Most first-time real estate investors overestimate revenue and underestimate the cost of being forced to sell. John Entwistle, CEO of Wander (a $100M short-term rental startup), runs $200M+ in properties and shares the principles behind their approach.

The core discipline is conservative underwriting — model the downside, not the upside, and only buy what you can hold through a bad market.

Never put yourself in a position where you're forced to sell.

Researching a market before buying

  • Use data providers (AirDNA, KeyData) for baseline revenue projections, but treat them as rough guides.
  • Call local property managers — they want your business and will usually share realistic performance data.
  • Talk to other vacation rental owners in the area; most are willing to share.
  • Build three underwrite scenarios: base case, downside, upside — then buy on the downside case.
  • Wander underwrites as if the property is a generic Airbnb/Vrbo listing, with no platform premium applied.

Buying at the right price

  • Focus on cost basis above all else. Buying at a good price is more controllable than predicting revenue.
  • Add renovation and furnishing costs to the purchase price before calculating yield (e.g. $1M purchase + $100K setup = underwrite as $1.1M).
  • Any value-add work (upgrades, improvements) at purchase improves your basis.
  • Don't speculate on appreciation — plan to hold 10+ years.
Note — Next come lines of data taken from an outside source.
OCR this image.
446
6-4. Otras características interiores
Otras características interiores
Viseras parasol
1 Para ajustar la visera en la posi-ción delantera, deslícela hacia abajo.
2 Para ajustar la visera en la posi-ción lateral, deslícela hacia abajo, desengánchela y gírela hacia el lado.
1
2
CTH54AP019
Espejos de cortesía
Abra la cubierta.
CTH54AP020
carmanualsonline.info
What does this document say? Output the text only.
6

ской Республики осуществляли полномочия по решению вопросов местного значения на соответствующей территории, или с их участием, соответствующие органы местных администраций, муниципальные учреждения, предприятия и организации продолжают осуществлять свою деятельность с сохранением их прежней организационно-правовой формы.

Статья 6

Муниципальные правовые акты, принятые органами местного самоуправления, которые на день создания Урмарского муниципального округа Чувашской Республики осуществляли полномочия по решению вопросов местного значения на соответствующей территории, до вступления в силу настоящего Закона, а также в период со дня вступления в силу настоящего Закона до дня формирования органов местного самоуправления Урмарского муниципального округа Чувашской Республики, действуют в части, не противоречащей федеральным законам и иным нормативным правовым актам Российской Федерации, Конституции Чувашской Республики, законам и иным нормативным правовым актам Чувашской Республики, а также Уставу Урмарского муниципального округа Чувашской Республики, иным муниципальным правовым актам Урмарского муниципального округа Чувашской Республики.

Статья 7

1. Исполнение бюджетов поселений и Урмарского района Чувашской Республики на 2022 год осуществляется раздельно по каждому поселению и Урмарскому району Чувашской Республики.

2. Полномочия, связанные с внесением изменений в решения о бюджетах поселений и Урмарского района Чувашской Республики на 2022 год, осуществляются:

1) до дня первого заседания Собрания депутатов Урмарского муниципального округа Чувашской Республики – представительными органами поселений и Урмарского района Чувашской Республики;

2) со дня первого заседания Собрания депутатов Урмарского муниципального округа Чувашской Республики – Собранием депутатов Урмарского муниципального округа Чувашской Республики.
Managing leverage and liquidity risk

  • Real estate is illiquid. Hidden costs, transaction friction, and forced selling are the main ways investors lose money.
  • Keep debt service at a level you can cover even if rental cash flows disappoint.
  • Maintain cash reserves so a black swan event or unexpected expense doesn't force a sale.
  • Selling into a down market is one of the worst positions to be in; avoiding that scenario is the primary goal.

Navigating market and regulatory risk

  • Predicting real estate markets is as unreliable as predicting the stock market — be sceptical of anyone who claims otherwise.
  • Interest rates are the dominant variable: low rates push prices up; rising rates typically compress them.
  • Watch micro-level risks: California fire zones carry specific insurance requirements; Phoenix, Austin, and similar markets have seen 10–20% swings recently.
  • Regulatory risk is local — research county and city rules, not just state-level trends.
  • Find an existing owner in the target area and ask as many questions as possible, including actual financials if they'll share.

When to sell

  • Wander sells properties regularly, often with an operating agreement so the asset stays on the platform.
  • Reasons to sell: yield targets not met, appreciation captured, macro or market risk signals.
  • Selling is a normal portfolio management tool, not a failure — but always sell on your terms, not because you have to.